Zoning’s Forgotten Man

         We commend our fellow blogger, Robert H. Thomas of www.inversecondemnation.com for his post (The Dark Side of Zoning, December 14, 2008) on the background of Euclid v. Ambler, the first-impression U.S. Supreme Court case dealing with zoning. In it, a split Court voted 5 to 4, to reverse the trial court’s decision and to uphold zoning as constitutional. Thus, zoning is not, as is at times tacitly assumed, some sort of unchallegeable ancient doctrine, but a relatively recent notion endorsed by the U.S. Supreme Court in 1926, by a razor-thin, one-vote majority. You can read the Court’s opinion at 272 U.S. 356, but Thomas gets our attaboy for noting what does not appear in the opinion – that at first, the Court voted (also 5 to 4) to affirm the trial court and to hold zoning unconstitutional.

          It was only after some suspicious departures from the Court’s usual procedures that the author of that opinion, Justice Sutherland, changed his vote, thus converting the dissent into a majority opinion. It appears that this judicial change of heart took place only after Justice Stone had a private chat with Sutherland and persuaded him to change sides. The consensus of the informed members of the land-use bar is that Stone stressed the need to uphold a regulatory regime that would protect the homes of the well to do from proximity to the hoi polloi. A significant clue may be found in Sutherland’s Euclid opinion. Although in that case, the landowner wanted to use his land for industrial purposes, whereas the Village of Euclid zoned it single-family residential, in the midst of his opinion Sutherland launched a vitriolic attack on – are you ready? – apartments which he depicted as corrupters of society and destroyers of good neighborhoods, even though this had nothing to do with the issue before the Court. Sure enough, after the Euclid opinion came down and gave its imprimatur to zoning, zoning promptly became the subject of abuse as a tool of socio-economic segregation, used to keep immigrants and minorities from desirable areas. We recommend the discussion of this phenomenon in Dennis J. Coyle’s book, Property Rights and the Constitution (1993) at p. 22 et seq. 
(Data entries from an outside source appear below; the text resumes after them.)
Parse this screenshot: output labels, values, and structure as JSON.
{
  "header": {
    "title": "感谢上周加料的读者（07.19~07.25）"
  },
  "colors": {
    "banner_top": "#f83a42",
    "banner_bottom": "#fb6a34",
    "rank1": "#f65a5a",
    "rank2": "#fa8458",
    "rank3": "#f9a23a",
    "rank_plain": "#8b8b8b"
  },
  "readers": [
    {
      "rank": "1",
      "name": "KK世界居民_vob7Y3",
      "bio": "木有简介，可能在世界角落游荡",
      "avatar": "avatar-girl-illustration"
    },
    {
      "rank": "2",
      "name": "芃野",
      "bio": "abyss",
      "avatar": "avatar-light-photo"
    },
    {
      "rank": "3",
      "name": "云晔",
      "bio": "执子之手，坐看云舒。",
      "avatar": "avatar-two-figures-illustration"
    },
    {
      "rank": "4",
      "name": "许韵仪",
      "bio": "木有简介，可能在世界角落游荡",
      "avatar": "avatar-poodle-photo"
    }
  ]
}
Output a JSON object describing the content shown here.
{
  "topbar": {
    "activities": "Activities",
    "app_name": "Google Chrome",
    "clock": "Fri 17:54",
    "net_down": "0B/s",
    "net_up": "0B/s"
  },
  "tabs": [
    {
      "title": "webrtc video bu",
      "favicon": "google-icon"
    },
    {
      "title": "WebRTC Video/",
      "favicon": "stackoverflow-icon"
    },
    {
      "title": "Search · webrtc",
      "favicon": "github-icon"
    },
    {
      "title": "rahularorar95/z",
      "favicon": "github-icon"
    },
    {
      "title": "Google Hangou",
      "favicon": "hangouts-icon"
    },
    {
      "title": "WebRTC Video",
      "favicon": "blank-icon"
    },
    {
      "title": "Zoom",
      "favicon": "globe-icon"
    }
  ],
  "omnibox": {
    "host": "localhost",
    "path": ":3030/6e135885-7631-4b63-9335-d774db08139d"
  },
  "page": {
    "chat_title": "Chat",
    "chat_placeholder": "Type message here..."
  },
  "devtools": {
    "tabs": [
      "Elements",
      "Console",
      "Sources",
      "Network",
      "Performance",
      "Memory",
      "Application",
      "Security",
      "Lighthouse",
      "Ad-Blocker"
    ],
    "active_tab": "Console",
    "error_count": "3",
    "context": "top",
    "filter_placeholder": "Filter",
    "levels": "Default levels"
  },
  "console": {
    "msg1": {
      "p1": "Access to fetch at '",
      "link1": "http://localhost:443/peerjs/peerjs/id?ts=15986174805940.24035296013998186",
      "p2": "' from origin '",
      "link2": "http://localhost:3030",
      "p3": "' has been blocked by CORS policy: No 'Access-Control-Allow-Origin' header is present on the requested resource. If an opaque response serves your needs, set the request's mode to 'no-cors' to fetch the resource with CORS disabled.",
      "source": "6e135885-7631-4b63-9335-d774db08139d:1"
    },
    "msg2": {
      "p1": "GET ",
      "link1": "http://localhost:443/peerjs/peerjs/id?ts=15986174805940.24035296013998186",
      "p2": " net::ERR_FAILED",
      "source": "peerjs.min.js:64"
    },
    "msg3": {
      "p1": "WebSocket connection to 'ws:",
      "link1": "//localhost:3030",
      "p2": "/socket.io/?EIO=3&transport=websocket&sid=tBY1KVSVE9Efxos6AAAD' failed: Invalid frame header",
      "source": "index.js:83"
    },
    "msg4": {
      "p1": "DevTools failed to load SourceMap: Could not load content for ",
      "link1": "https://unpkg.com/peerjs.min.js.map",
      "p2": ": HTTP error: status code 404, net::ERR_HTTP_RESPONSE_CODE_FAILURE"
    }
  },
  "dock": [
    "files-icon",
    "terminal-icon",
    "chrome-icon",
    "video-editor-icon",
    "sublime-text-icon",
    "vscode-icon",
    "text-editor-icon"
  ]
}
         But all that does not do justice to zoning’s forgotten man, U.S. District Judge David Westenhaver who presided over the trial of Euclid, and who after holding zoning unconstitutional, concluded his opinion with the observation that the true purpose of zoning was to provide social and economic segregation; see Ambler Realty v. Euclid, 297 F. 307, 316 (N.D. Ohio 1924). Unfortunately, zoning is so used at times until this day. Thus, in Dews v. City of Sunnyvale, 109 F.Supp.2d 526 (N.D. Tex. 2000) the court found the local zoning scheme to be an illegal, invidiously racially discriminatory device that – in the court’s blunt words – was the equivalent to a sign reading “niggers keep out.” (Ibid at 533). 

        Does all this mean that we are doctrinally opposed to zoning? Not necessarily, though traditional, horizontal Euclidian zoning leaves much to be desired. It is difficult to see how allowing, say, some two-family homes, or a few convenience stores and cafes in single-family residential areas would corrupt the order of things. It seems to us that the steep price in money and municipal corruption exacted by so many municipal zoning practices may not be worth the benefit. The city of Houston has no zoning but it basically looks no different than other, similar cities. That fact makes one wonder what is actually being accomplished by zoning. A number of knowledgeable, respected scholars have made cogent arguments for the abolition of zoning, at least in its present form. It is certainly a valid question, that should be the subject of a thoughtful public debate, whether zoning and the myriad intrusive land-use regulations associated with it, that transfer virtually unlimited power over private housing choices and lifestyles into the hands of the lowest form of political life, are the way to go.